*DI ALBERTO MARCEDDU

Se una cosa non funziona non è detto che vada cambiata, magari più semplicemente è necessario cambiare il modo di farla. L’errore che in Sardegna si è sempre compiuto è quello di sostituire un modello di sviluppo con un nuovo modello. La verità è che più che un nuovo modello servirebbe un modello nuovo. Possiamo citarne parecchi modelli fallimentari, quasi sempre provenienti dal mare che hanno preso piede sempre grazie alla complicità di una politica regionale miope e suddita. 

Oggi, oltre alla complicità della politica regionale ma soprattutto della politica nazionale ed internazionale, sta avvenendo l’attuazione di un modello che, calato dall’alto, vuol calzare su ogni nazione europea ed ogni sua regione alla stregua delle diversità che possiedono ciascuna di esse; in Italia un’appiattimento ed una livellazione che, per la sua forte aggressività, vuole convincerci del fatto che la Sardegna si possa trattare come la Lombardia, la Puglia come il Piemonte, la Sicilia come il Veneto.

Il PNRR rischia di trasformarsi da piano di sviluppo dalle importanti possibilità per i comuni ed i cittadini ad un piano di sviluppo per i capitalisti e le loro società, macchine produttrici di soldi che rappresentando il 2% della popolazione europea e detenendo il 90% della ricchezza,  proveranno a decidere per il restante 98% della popolazione esistente sul territorio europeo, qualora non si generi una massa critica di cittadinanza attiva che levi il sonno a questa politica regionale e nazionale dormiente obbligandola a decidere sulla base di un confronto democratico.
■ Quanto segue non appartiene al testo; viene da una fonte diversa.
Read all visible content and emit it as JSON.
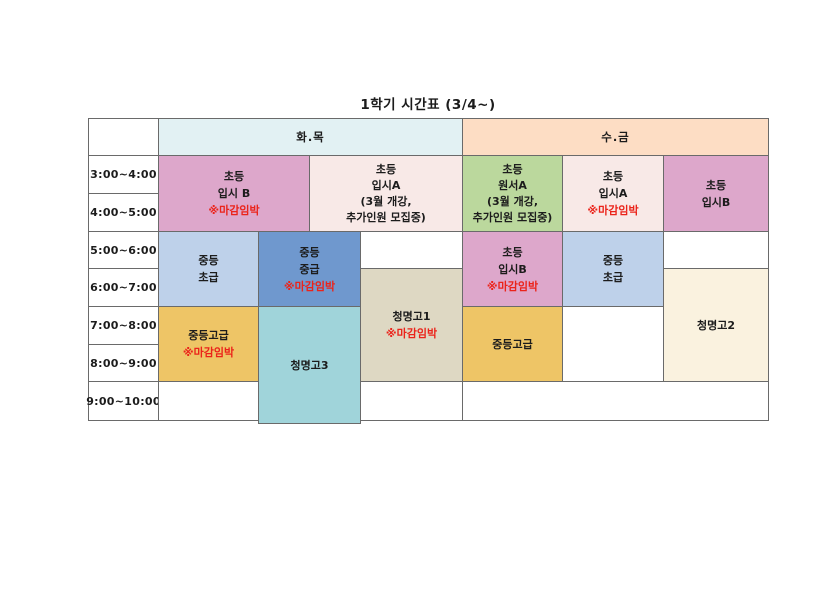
{
  "title": "1학기 시간표 (3/4~)",
  "palette": {
    "white": "#ffffff",
    "header_tue_thu": "#e2f1f3",
    "header_wed_fri": "#fdddc4",
    "pink": "#dda7cb",
    "blush": "#f8e9e7",
    "green": "#bbd89d",
    "light_blue": "#bed1ea",
    "blue": "#6f98ce",
    "gold": "#eec566",
    "tan": "#ded8c3",
    "teal": "#a0d4da",
    "cream": "#faf2df",
    "alert_red": "#eb231a"
  },
  "table": {
    "day_groups": [
      {
        "label": "화.목"
      },
      {
        "label": "수.금"
      }
    ],
    "time_slots": [
      "3:00~4:00",
      "4:00~5:00",
      "5:00~6:00",
      "6:00~7:00",
      "7:00~8:00",
      "8:00~9:00",
      "9:00~10:00"
    ],
    "classes": {
      "tt_elem_exam_b": {
        "label": "초등\n입시 B",
        "alert": "※마감임박"
      },
      "tt_elem_exam_a": {
        "label": "초등\n입시A\n(3월 개강,\n추가인원 모집중)"
      },
      "tt_mid_beginner": {
        "label": "중등\n초급"
      },
      "tt_mid_intermediate": {
        "label": "중등\n중급",
        "alert": "※마감임박"
      },
      "tt_cheongmyeong1": {
        "label": "청명고1",
        "alert": "※마감임박"
      },
      "tt_mid_advanced": {
        "label": "중등고급",
        "alert": "※마감임박"
      },
      "tt_cheongmyeong3": {
        "label": "청명고3"
      },
      "wf_elem_wonseo_a": {
        "label": "초등\n원서A\n(3월 개강,\n추가인원 모집중)"
      },
      "wf_elem_exam_a": {
        "label": "초등\n입시A",
        "alert": "※마감임박"
      },
      "wf_elem_exam_b_top": {
        "label": "초등\n입시B"
      },
      "wf_elem_exam_b": {
        "label": "초등\n입시B",
        "alert": "※마감임박"
      },
      "wf_mid_beginner": {
        "label": "중등\n초급"
      },
      "wf_cheongmyeong2": {
        "label": "청명고2"
      },
      "wf_mid_advanced": {
        "label": "중등고급"
      }
    }
  }
}
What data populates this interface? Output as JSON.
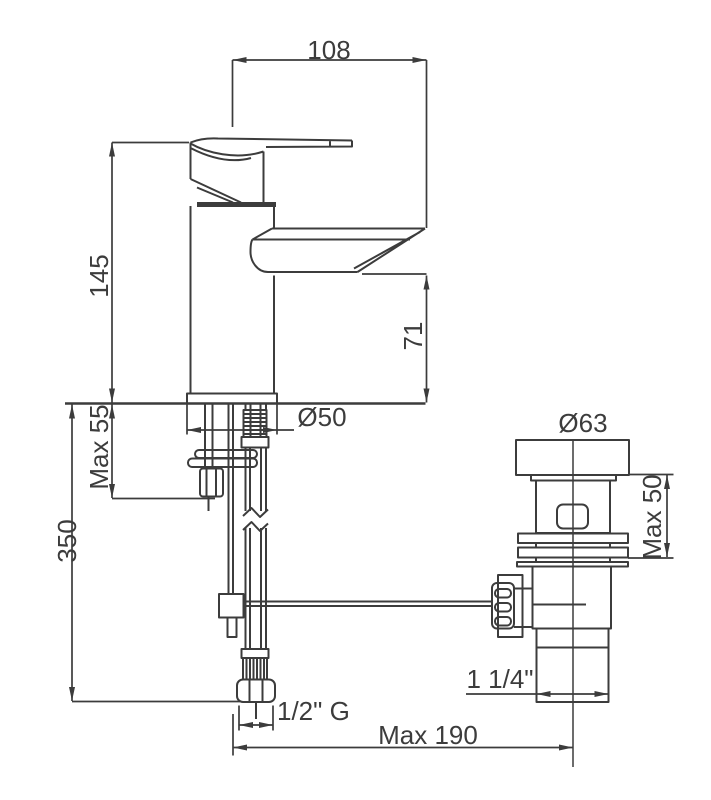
{
  "figure": {
    "title": "Basin mixer tap with pop-up waste — installation dimension drawing",
    "colors": {
      "line": "#3c3c3c",
      "background": "#ffffff"
    }
  },
  "dimensions": {
    "spout_reach": "108",
    "body_height": "145",
    "spout_clearance": "71",
    "deck_thickness_max": "Max 55",
    "supply_hose_length": "350",
    "base_diameter": "Ø50",
    "waste_cap_diameter": "Ø63",
    "waste_deck_max": "Max 50",
    "waste_outlet_size": "1 1/4\"",
    "supply_thread": "1/2\" G",
    "axis_distance_max": "Max 190"
  }
}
La Sardegna più di altre regioni d’Italia ha pagato il prezzo. Con i suoi 445.000 ettari di interesse nazionale per bonifica, si posiziona al primo posto per inquinamento. Sappiamo su quali cadaveri dobbiamo traversare per “ripulire” le macerie di Ottana, la morte ambientale che ha generato un elevatissimo numero di decessi per tumore causati dall’inquinamento. Primo fra tutti mio padre che, dopo tante sofferenze, l’unica nostalgia che prova è quella della voce che possedeva prima della malattia, prima di perdere una corda vocale e tre quarti di laringe.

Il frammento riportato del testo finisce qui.